①平成19年度の公的研究費調査結果報告時に在籍研究者及び取引業者を対象に調査を行った結果、今回
の問題が発覚しませんでしたが、今回の調査では、偽りが後日判明した場合は、厳正に対処する旨を記載
して調査を実施しています。また、業者に対しては、今回、平成15年度から平成20年度の売上元帳提出の
協力依頼を行い提出された資料を基に調査を行いました。提出されなかったものについては、今回の対象
が過年度分であり、前回の誓約書提出時点よりも前の時点のものであったことから、やむを得ないものと判
断しました。今後は監査等で必要な際に、誓約書に基づき、売上元帳の提出を強く協力依頼することとして
います。
②平成18年11月に研究協力課において文部科学省・日本学術振興会科学研究費補助金を対象に納品検収
を開始し、翌平成19年7月以降は全ての公的研究費に対象範囲を拡げて全品検収を行っており、今後とも
洩れなく納品検収を継続して実施します。また、複数の検収担当部署(事務局研究協力課、RIセンター、実
験動物センター、越谷病院経理課、日光医療センター管理課)間で定期的に打ち合わせを行い検収方法の
徹底を図ることとしています。
③毎年、科学研究費補助金の被採択研究者を対象に「科学研究費補助金の取扱いに関する説明会」を開催
し、補助金の適正使用について周知徹底を図っているところですが、この説明会には研究者本人の出席を
義務付けるとともに説明会の内容をDVDに記録し、欠席者には後日視聴するよう義務付けており、DVD視
聴の報告書を提出させています。
④取引業者に対しては、不適切取引を絶対に行わないこと、及び監査等に際し必要な場合は本学に取引帳
簿等を提出することを約束させています。万一不適切取引を行った場合は取引を停止するとともに当該業者
名を公表することを周知徹底させ、その旨の誓約書を平成19年度に提出させています。今般、前回の誓約
書提出から4年を経過していることから、全業者を対象に改めて誓約書を提出させ、さらに新たな取引業者
にも同様に必ず提出させることとしています。
⑤平成23年度より、学外からコンプライアンスに精通した職員を新たに採用し研究協力課長兼不正防止計画
推進室副室長に起用し、客観的な立場から公的研究費使用に係る不正防止策の強化を図っています。

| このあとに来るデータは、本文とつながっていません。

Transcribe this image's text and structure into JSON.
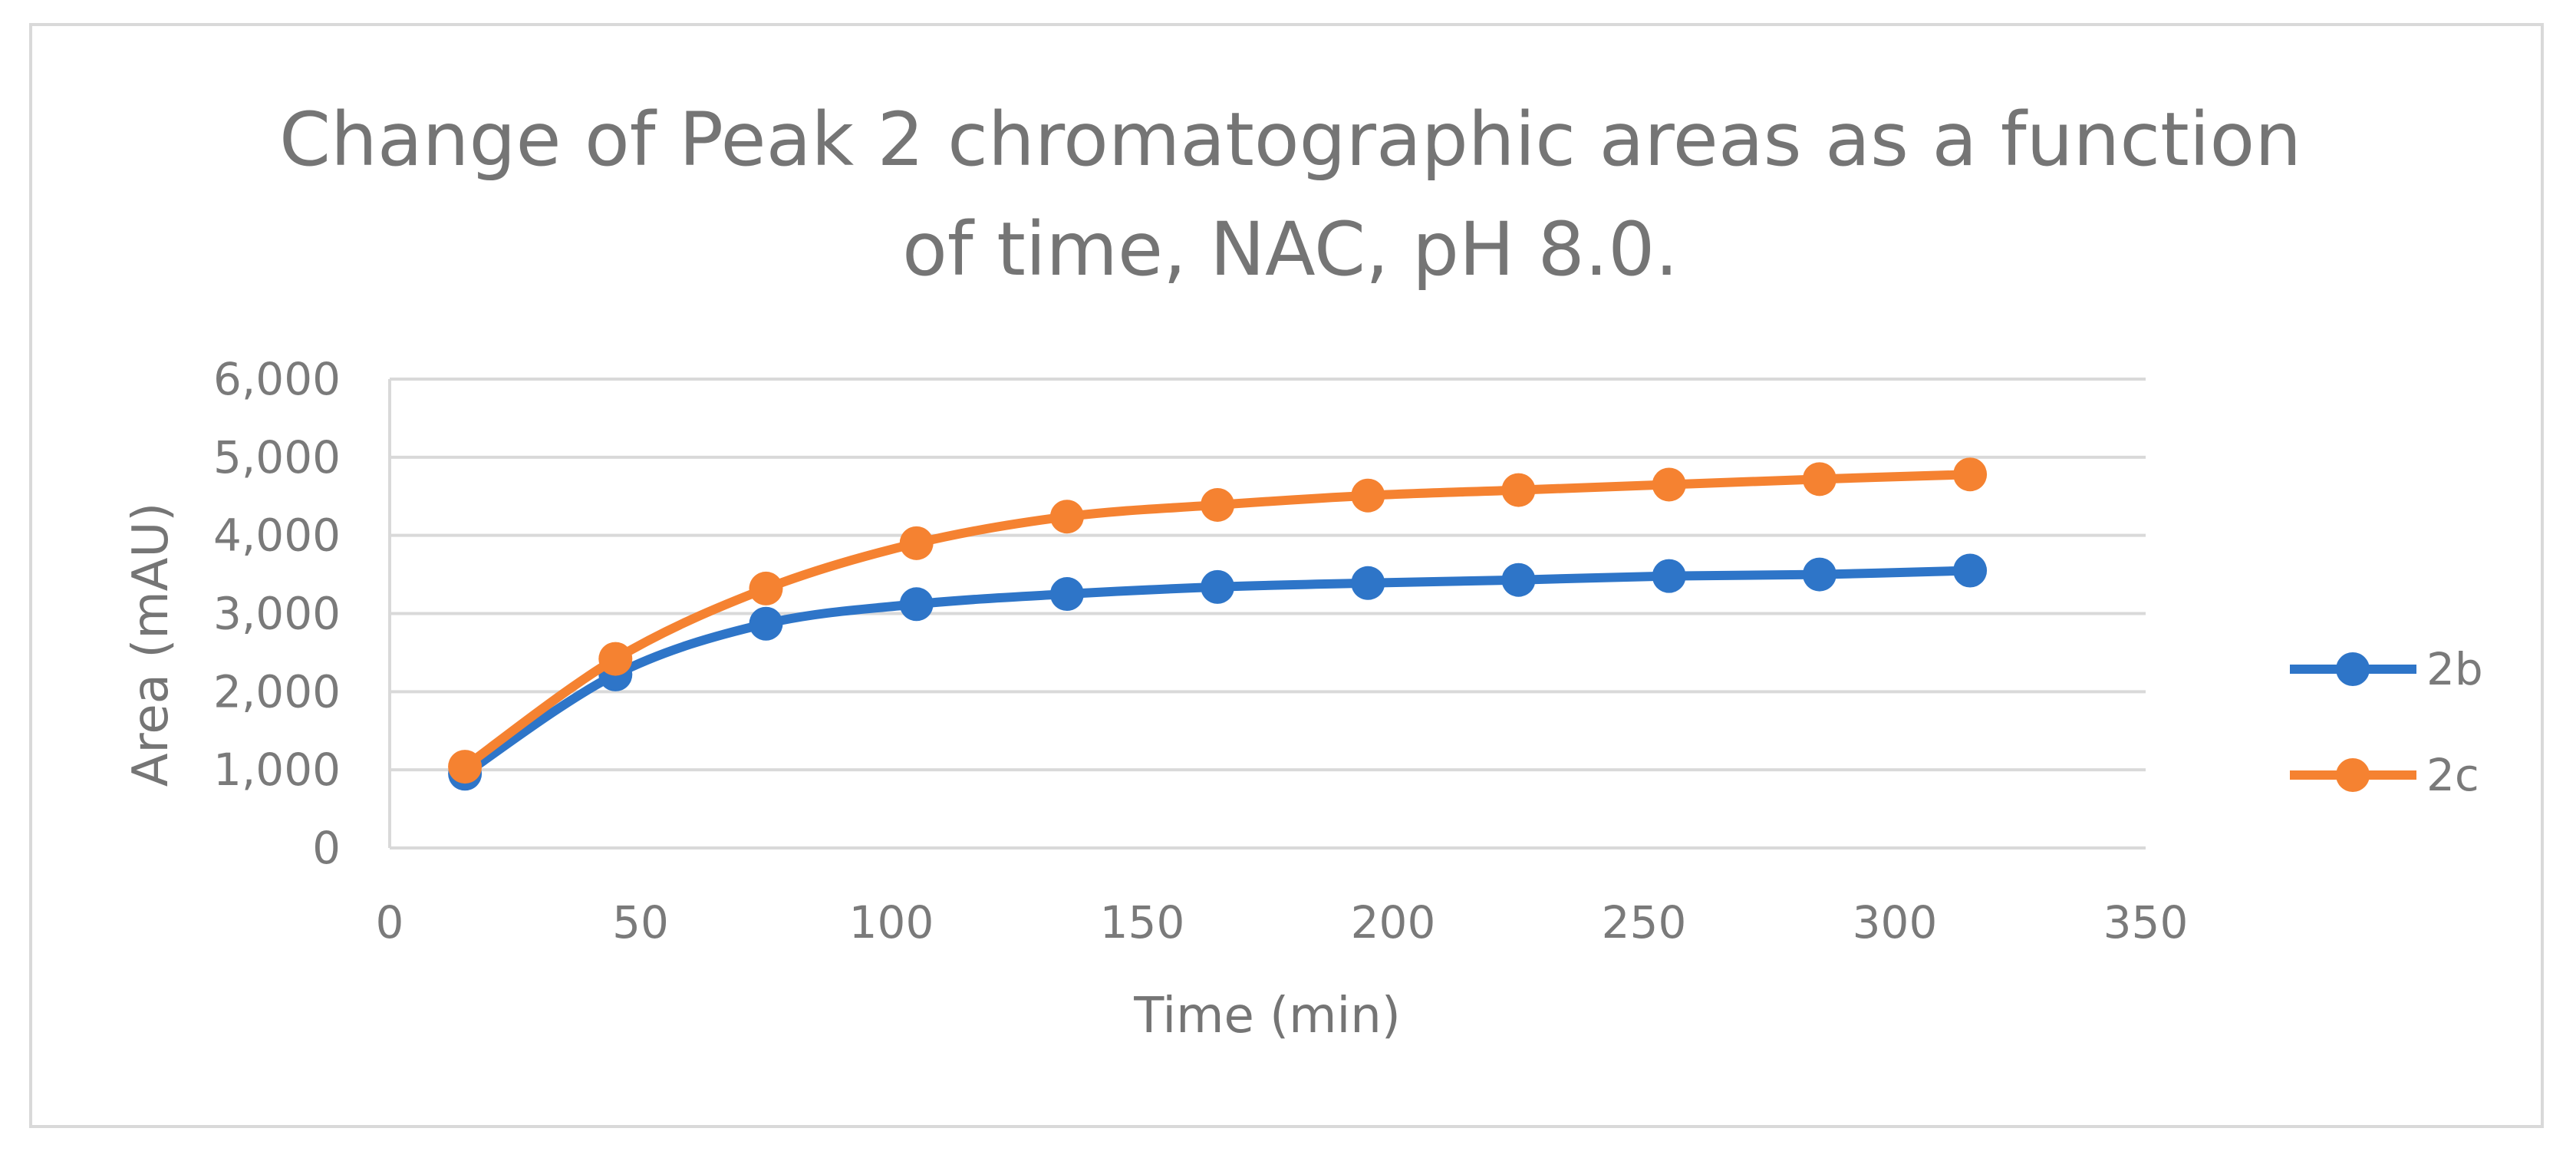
{
  "chart_data": {
    "type": "line",
    "title_lines": [
      "Change of Peak 2 chromatographic areas as a function",
      "of time, NAC, pH 8.0."
    ],
    "xlabel": "Time (min)",
    "ylabel": "Area (mAU)",
    "xlim": [
      0,
      350
    ],
    "ylim": [
      0,
      6000
    ],
    "x_ticks": [
      "0",
      "50",
      "100",
      "150",
      "200",
      "250",
      "300",
      "350"
    ],
    "y_ticks": [
      "0",
      "1,000",
      "2,000",
      "3,000",
      "4,000",
      "5,000",
      "6,000"
    ],
    "grid": "horizontal",
    "legend_position": "right",
    "x": [
      15,
      45,
      75,
      105,
      135,
      165,
      195,
      225,
      255,
      285,
      315
    ],
    "series": [
      {
        "name": "2b",
        "color": "#2e75c8",
        "values": [
          950,
          2220,
          2870,
          3120,
          3250,
          3340,
          3390,
          3430,
          3480,
          3500,
          3550
        ]
      },
      {
        "name": "2c",
        "color": "#f58231",
        "values": [
          1040,
          2420,
          3320,
          3900,
          4240,
          4390,
          4510,
          4580,
          4650,
          4720,
          4780
        ]
      }
    ]
  }
}
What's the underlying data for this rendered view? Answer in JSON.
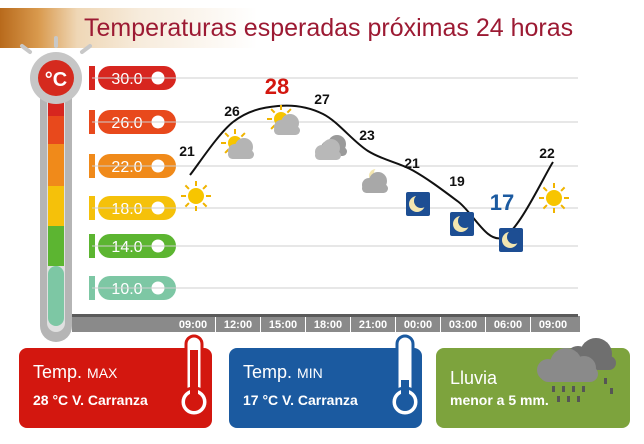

⑥平成19年度に第1次不正防止計画を策定しこれを運用し現在に至っていますが、今後は、さらに不正を発生
させる要因の把握に努め、平成23年度中に第2次不正防止計画を策定します。
⑦学内に内部監査室を設置し、法人本部既設の「内部監査室」と連携して、平成19年度以降、大学全体のモ
ニタリングについて確認・検証するとともに、不正防止体制が十分機能しているかについて監査を実施して
おり、今後も継続して実施します。
⑧現在、研究者発注となっている20万円以下の研究用物品についても、今後、早急に予算措置を講じた上で
発注システム(仮称)を導入することとしています。